Con questa pronuncia la Suprema Corte precisa che l’adozione non presuppone necessariamente una situazione di abbandono dell’adottato ben potendosi valorizzare, in casi particolari, la consolidata relazione affettiva creatasi tra adottante ed adottato, nel preminente interesse del minore a preservare tale rapporto.
La Cassazione rileva: “in tema di adozione in casi particolari, dalla mancata indicazione, da parte dell’art. 44 della l. n. 184 del 1983, lett. d) dei requisiti soggettivi dell’adottante e dell’adottando, nonché di un limite massimo di differenza di età tra i due soggetti (l’art. 44 comma 4, infatti, prevede solamente che l’età dell’adottante deve superare di almeno diciotto anni quella dell’adottando) può dedursi che essa sia consentita alle persone singole e alle coppie di fatto, anche se tra i due soggetti intercorra una consistente differenza di età. Deve ritenersi altresì non rilevante la mancanza del consenso all’adozione da parte dei genitori biologici qualora questi siano decaduti dalla responsabilità genitoriale … L’art. 44 della l. n. 184 del 1983, lett. d), in definitiva, integra una clausola di chiusura del sistema, intesa a garantire l’adozione tutte le volte in cui si debba salvaguardare la continuità affettiva ed educativa della relazione tra adottante e adottando, in quanto rientra nel concreto interesse del minore il riconoscimento dei legami sviluppatisi con altri soggetti che se ne prendono cura”.
La mancata specificazione di requisiti soggettivi di adottante e adottato, come pure del limite massimo di differenza di età (prescrivendo la legge solo che l’età dell’adottante debba superare di almeno 18 anni quella dell’adottato) implica dunque esser consentito adottare anche alle persone single ed alle coppie di fatto, nei limiti di età sopraindicati e sempre che l’esame delle condizioni e dei requisiti facciano ritenere sussistenti i presupposti per l’adozione speciale.

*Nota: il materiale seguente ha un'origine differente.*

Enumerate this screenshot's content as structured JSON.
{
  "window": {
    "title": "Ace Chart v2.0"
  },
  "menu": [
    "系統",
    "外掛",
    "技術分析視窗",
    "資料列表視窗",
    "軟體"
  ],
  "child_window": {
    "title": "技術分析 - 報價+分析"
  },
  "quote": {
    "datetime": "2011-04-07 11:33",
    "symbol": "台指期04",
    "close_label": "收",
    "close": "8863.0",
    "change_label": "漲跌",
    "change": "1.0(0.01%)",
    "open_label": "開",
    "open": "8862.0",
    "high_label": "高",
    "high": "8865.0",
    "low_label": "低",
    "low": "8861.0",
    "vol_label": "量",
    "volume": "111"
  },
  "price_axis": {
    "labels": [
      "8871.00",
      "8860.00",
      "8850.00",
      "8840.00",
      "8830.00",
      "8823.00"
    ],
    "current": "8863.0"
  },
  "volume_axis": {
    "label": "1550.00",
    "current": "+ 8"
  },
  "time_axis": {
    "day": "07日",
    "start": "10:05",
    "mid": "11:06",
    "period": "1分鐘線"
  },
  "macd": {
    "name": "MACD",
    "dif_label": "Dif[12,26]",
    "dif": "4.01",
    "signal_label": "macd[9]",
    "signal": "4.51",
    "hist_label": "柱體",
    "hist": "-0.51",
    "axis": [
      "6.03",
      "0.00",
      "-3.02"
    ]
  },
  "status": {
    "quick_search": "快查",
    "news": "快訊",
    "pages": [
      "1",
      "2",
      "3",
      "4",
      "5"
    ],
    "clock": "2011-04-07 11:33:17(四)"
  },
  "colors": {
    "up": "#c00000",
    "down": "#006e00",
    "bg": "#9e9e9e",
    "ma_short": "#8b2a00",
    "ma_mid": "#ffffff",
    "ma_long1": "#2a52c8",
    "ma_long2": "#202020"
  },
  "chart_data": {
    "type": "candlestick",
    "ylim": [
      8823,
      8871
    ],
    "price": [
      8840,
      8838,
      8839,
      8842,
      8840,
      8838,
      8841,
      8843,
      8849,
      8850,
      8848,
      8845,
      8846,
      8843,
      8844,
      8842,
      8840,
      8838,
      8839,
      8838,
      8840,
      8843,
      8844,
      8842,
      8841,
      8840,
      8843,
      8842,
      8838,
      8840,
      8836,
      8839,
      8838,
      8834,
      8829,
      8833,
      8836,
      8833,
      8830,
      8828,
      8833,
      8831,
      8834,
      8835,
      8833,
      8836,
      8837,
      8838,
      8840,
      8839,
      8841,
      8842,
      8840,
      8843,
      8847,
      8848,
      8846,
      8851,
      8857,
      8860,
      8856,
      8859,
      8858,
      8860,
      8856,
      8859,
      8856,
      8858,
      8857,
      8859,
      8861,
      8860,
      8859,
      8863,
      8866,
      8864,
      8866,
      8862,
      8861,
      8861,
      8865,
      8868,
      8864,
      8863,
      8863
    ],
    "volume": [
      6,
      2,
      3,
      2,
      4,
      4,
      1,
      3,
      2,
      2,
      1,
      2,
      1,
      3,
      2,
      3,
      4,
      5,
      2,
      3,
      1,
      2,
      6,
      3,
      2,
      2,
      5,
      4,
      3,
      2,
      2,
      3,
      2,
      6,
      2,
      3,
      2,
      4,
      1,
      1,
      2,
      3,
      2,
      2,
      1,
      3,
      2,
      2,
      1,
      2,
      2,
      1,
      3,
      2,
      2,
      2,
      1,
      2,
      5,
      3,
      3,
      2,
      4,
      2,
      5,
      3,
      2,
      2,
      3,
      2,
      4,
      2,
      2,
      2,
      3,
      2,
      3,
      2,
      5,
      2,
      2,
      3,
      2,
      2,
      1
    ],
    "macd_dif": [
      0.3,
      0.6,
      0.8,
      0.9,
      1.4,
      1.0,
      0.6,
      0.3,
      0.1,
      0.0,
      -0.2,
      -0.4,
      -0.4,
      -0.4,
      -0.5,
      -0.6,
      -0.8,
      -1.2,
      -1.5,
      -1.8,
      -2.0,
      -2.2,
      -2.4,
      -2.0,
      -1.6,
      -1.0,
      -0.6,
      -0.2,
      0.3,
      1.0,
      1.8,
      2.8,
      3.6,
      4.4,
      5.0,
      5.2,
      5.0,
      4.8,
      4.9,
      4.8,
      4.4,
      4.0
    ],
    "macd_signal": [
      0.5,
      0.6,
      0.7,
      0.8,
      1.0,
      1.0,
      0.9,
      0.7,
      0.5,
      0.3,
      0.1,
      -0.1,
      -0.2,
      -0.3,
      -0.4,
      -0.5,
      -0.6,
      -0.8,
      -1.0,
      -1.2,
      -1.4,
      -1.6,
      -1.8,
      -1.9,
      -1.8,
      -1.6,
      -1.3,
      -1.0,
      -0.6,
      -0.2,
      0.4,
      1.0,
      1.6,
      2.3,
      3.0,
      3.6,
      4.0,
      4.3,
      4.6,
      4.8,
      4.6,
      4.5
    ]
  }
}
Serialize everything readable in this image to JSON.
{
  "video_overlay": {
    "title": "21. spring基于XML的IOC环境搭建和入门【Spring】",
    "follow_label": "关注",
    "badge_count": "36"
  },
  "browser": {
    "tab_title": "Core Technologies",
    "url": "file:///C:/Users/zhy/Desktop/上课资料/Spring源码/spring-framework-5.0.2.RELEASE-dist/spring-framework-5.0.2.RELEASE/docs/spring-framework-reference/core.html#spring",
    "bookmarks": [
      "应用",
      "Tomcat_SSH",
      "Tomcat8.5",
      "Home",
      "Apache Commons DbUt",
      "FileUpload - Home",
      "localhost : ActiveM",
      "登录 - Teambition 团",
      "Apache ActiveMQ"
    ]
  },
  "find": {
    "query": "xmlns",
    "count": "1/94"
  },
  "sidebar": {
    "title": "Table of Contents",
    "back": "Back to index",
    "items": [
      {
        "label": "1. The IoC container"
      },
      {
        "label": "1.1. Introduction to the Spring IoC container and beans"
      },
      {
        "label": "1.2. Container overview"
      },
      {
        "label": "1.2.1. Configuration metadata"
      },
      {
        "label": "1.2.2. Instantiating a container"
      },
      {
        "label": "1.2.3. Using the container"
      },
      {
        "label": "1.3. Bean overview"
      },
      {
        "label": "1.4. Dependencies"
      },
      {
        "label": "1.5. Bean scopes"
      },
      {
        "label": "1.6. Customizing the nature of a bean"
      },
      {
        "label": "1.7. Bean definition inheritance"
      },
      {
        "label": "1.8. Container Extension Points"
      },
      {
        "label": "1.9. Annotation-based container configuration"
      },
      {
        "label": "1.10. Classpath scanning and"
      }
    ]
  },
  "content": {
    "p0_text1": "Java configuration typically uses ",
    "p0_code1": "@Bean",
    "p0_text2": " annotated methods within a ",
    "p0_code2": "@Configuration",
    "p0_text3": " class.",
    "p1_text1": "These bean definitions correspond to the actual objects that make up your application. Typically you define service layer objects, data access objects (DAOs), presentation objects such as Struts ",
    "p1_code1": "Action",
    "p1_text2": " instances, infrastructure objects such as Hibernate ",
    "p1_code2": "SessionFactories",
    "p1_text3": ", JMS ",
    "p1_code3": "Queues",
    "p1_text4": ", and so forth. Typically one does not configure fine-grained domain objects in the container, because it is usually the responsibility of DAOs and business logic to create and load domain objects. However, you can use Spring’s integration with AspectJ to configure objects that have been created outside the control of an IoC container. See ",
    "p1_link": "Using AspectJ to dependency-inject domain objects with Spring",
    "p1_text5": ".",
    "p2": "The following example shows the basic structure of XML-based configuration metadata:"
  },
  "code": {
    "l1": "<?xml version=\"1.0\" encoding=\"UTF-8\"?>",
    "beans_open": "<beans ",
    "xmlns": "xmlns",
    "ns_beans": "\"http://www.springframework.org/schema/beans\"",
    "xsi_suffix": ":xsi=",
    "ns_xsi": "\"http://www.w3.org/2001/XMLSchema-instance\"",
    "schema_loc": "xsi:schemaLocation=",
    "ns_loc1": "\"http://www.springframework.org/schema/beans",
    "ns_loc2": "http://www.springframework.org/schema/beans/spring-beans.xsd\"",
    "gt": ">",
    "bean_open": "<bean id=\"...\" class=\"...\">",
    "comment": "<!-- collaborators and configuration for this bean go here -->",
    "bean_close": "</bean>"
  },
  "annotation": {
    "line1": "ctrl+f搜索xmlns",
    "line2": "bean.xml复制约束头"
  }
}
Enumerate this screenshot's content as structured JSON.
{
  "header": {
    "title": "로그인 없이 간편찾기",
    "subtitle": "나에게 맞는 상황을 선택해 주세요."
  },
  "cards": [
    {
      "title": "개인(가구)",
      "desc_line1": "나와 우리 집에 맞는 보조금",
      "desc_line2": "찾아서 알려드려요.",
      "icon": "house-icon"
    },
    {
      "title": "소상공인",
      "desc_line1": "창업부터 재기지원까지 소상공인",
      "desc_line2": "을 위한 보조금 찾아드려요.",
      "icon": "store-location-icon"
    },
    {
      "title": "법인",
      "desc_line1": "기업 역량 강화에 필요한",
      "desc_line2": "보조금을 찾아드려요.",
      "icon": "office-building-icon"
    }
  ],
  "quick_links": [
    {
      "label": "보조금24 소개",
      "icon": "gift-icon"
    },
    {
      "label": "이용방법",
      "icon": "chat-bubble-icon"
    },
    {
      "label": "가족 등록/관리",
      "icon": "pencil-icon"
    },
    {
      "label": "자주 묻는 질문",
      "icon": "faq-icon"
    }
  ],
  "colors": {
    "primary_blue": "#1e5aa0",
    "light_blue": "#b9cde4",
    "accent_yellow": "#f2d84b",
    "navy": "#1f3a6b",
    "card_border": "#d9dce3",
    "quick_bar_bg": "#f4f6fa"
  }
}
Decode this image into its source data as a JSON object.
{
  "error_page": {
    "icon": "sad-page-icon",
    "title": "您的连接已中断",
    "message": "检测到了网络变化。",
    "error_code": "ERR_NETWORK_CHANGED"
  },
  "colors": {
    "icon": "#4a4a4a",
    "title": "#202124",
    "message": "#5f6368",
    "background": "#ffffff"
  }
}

Va da sé che, nelle graduatorie, la giovane coppia composta da padre e madre sarà comunque preferita alle altre, con la differenza però che l’essere single, coppie non sposate o soggetti di età avanzata non potrà più essere un motivo ostativo per concedere le adozioni; tali differenti condizioni, infatti, configurano l’adozione come “speciale” ma realizzabile.
Fondamentale, pertanto, sarà unicamente l’obiettivo di salvaguardare la continuità affettiva ed educativa della relazione tra il minore e l’adottante.